В последнее время, с 28 ноября, когда вышла наша сентябрьская книга, по 12 января (выход январской),{714} я, в 75 дней, выдал 5 номеров, в каждом номере средним числом 35 листов. Можете представить, каких хлопот это стоило, и это одно уже Вам даст понятие, во что я теперь обратился? Сам не знаю: я какая-то машина.
Теперь буду иметь время не 2 недели, а уже месяц на издание книги. Надеюсь сделать журнал по возможности интересным.
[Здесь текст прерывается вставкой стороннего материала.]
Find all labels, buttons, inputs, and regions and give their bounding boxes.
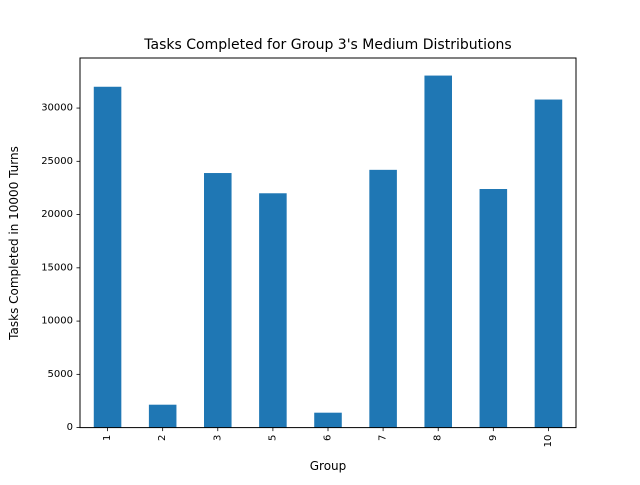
- x-tick-label: 5: [267, 435, 278, 441]
- y-tick-label: 0: [67, 422, 73, 433]
- x-tick-label: 9: [488, 435, 499, 441]
- bar-3: [204, 173, 232, 428]
- bars-layer: [93, 75, 563, 428]
- x-axis-ticks: 1 2 3 5 6 7 8 9 10: [102, 427, 554, 448]
- bar-9: [479, 189, 508, 428]
- bar-5: [259, 193, 287, 428]
- x-tick-label: 1: [102, 435, 113, 441]
- bar-1: [93, 86, 122, 428]
- y-tick-label: 15000: [41, 262, 73, 273]
- y-tick-label: 25000: [41, 156, 73, 167]
- bar-10: [534, 99, 563, 428]
- y-axis-label: Tasks Completed in 10000 Turns: [7, 146, 21, 341]
- x-tick-label: 7: [378, 435, 389, 441]
- x-tick-label: 2: [157, 435, 168, 441]
- x-tick-label: 8: [433, 435, 444, 441]
- x-tick-label: 3: [212, 435, 223, 441]
- x-tick-label: 10: [543, 435, 554, 448]
- bar-8: [424, 75, 452, 428]
- y-tick-label: 30000: [41, 103, 73, 114]
- x-tick-label: 6: [323, 435, 334, 441]
- bar-7: [369, 169, 397, 428]
- x-axis-label: Group: [310, 459, 347, 473]
- y-tick-label: 10000: [41, 316, 73, 327]
- y-tick-label: 20000: [41, 209, 73, 220]
- bar-6: [314, 412, 342, 428]
- plot-frame: [79, 57, 577, 429]
- y-tick-label: 5000: [48, 369, 73, 380]
- chart-title: Tasks Completed for Group 3's Medium Dis…: [143, 37, 511, 53]
- bar-2: [148, 404, 177, 428]
- y-axis-ticks: 0 5000 10000 15000 20000 25000 30000: [41, 103, 80, 433]
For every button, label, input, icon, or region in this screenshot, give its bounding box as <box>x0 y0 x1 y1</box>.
Долгов много: очень трудно будет, но выдержу год, и к следующему году станем твердо на ноги.
Вы писали мне, что удивляетесь моей смелости в наше время начинать журнал.{715} Наше время можно характеризовать словами: что в нем, особенно в литературе, нет никакого мнения; все мнения допускаются, всё живет одно с другим рядом; общего мнения, общей веры нету. Кому есть что сказать и кто (думает по крайней мере) что знает, во что верить, тому грех, по-моему, не говорить. Насчет же смелости — отчего не сметь, когда все говорят всё, что им вздумается, когда самое дикое мнение имеет право гражданства? Впрочем, что говорить об этом. Вот приезжайте-ка да поприсмотритесь на месте к нашей литературе — сами увидите.